Resta fermo, quindi, l’obbligo già previsto dalla legge regionale di presentazione delle domande entro la scadenza annuale del 30 novembre per l’inserimento nel calendario regionale degli eventi che si svolgeranno l’anno successivo, ma la valutazione delle manifestazioni in centro storico è comunque rimessa ad un’apposita commissione per la verifica del livello minimo di qualità.

Qualora vi siano, poi, istanze pervenute oltre il termine del 30 novembre –e, comunque, almeno 60 giorni prima della data di svolgimento dell’evento stesso- queste potranno essere valutate solo per le aree ancora disponibili dopo la prima stesura del calendario regionale e dovranno comunque essere sottoposte anch’esse al vaglio della commissione di esperti.

Nel frattempo, la Giunta ha anche istituito nuovi posteggi fuori mercato in via sperimentale, così come previsto a suo tempo dal Piano per il commercio su aree pubbliche, approvato in Consiglio Comunale a dicembre 2016. “Gli uffici –ha spiegato ancora l’assessore- hanno effettuato un’istruttoria nei mesi scorsi, per cui sono state approvate le richieste per tre posti fuori mercato a Ponte d’Oddi, uno a Sant’Andrea delle Fratte, uno a Ponte Felcino ed uno a Ferro di cavallo.
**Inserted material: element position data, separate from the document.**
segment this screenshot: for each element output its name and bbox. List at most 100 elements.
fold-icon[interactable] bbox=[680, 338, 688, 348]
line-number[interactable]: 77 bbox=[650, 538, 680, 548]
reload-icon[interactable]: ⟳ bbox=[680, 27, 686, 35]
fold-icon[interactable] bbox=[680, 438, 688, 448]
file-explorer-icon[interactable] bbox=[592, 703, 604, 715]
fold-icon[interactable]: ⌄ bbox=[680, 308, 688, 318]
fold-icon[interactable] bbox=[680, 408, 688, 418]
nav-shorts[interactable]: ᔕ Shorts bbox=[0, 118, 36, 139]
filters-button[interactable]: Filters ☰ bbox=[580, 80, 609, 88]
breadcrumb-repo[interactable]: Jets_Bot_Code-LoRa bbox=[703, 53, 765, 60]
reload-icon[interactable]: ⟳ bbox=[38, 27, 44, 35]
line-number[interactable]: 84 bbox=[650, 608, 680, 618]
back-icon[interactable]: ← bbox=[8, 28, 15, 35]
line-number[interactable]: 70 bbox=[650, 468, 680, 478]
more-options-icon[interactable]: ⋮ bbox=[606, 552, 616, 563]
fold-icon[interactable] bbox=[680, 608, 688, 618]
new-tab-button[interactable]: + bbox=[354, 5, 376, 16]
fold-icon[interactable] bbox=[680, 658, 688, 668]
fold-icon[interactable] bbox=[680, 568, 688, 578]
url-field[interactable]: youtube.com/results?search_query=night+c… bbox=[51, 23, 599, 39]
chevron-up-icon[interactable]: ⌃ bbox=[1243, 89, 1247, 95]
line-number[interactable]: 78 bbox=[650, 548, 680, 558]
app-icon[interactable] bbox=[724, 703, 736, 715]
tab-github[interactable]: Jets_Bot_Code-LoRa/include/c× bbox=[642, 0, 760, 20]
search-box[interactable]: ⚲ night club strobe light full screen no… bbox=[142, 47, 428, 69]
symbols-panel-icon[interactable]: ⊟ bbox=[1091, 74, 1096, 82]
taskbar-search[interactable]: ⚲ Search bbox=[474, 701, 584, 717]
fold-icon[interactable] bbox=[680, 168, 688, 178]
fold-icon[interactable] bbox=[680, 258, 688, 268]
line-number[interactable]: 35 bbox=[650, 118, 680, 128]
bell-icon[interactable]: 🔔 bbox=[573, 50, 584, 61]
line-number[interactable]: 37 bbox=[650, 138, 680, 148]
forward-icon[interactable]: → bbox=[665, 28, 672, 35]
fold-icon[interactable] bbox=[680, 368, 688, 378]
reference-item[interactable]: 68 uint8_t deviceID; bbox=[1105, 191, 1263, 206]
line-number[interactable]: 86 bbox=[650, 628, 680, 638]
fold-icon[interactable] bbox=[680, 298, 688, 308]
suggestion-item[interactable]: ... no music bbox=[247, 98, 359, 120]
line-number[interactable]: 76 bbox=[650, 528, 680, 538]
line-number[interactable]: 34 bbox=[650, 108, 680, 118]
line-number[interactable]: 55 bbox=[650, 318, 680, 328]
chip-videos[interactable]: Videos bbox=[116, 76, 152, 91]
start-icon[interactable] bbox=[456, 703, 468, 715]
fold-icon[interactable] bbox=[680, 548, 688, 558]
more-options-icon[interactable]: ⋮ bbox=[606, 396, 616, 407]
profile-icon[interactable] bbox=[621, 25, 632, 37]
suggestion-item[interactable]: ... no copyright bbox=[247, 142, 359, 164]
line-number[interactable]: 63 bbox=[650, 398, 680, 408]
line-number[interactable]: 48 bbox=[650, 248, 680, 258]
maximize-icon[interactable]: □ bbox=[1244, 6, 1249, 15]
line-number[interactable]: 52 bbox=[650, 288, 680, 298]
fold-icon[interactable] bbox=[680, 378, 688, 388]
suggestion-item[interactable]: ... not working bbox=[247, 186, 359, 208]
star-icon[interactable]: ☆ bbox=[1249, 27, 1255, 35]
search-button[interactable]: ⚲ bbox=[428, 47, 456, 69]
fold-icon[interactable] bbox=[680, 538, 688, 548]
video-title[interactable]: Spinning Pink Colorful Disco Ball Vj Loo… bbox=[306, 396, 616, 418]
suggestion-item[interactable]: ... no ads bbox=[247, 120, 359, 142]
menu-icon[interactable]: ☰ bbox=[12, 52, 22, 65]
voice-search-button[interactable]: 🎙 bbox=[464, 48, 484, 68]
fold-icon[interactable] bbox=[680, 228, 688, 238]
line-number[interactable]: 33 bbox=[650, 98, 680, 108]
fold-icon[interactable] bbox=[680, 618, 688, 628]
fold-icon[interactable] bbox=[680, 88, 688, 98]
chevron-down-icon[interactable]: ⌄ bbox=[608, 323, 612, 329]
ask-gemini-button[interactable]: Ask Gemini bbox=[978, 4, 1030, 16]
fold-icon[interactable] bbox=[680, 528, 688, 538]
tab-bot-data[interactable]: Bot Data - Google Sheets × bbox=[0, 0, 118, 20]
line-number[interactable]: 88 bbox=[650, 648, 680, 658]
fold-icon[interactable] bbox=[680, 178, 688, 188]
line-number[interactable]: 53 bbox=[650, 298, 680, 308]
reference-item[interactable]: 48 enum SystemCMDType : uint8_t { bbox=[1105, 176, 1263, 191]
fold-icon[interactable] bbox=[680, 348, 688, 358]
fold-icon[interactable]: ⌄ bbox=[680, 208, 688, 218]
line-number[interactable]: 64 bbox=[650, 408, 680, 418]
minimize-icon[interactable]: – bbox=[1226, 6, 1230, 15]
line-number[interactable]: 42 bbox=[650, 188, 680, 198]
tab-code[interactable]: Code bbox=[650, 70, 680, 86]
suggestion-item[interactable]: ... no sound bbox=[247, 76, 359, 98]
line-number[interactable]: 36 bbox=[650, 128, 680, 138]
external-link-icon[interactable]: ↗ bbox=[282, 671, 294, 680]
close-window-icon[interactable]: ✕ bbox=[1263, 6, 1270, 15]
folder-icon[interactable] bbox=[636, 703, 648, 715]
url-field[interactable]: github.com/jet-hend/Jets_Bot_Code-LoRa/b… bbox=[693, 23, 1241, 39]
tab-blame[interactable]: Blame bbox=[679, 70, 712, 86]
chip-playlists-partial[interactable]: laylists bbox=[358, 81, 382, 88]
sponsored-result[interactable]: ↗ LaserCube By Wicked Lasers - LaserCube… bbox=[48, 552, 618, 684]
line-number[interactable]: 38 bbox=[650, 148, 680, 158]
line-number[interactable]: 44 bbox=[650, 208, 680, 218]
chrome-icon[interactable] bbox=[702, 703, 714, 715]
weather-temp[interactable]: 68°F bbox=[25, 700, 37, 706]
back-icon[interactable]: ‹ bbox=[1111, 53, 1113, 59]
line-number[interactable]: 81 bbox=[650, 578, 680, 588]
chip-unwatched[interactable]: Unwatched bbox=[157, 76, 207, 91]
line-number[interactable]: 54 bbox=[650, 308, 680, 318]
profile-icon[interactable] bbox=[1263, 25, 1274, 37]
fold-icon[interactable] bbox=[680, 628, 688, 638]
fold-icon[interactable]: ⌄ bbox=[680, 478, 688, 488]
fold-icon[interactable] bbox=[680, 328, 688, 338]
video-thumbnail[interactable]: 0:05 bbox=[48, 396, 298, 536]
Si tratta di una sperimentazione funzionale anch’essa allo sviluppo del territorio, che darà il via alle procedure di assegnazione provvisoria fino al 31 dicembre 2018, dopo di che anche i posteggi fuori mercato andranno a bando”.

Infine, saranno avviati approfondimenti con le associazioni di categoria al fine di valutare il recupero di strutture commerciali su aree pubbliche, come le edicole, dando ai proprietari la possibilità estendere le categorie merceologiche in vendita e le attività esercitabili, così da far fronte alle problematiche del settore editoriale.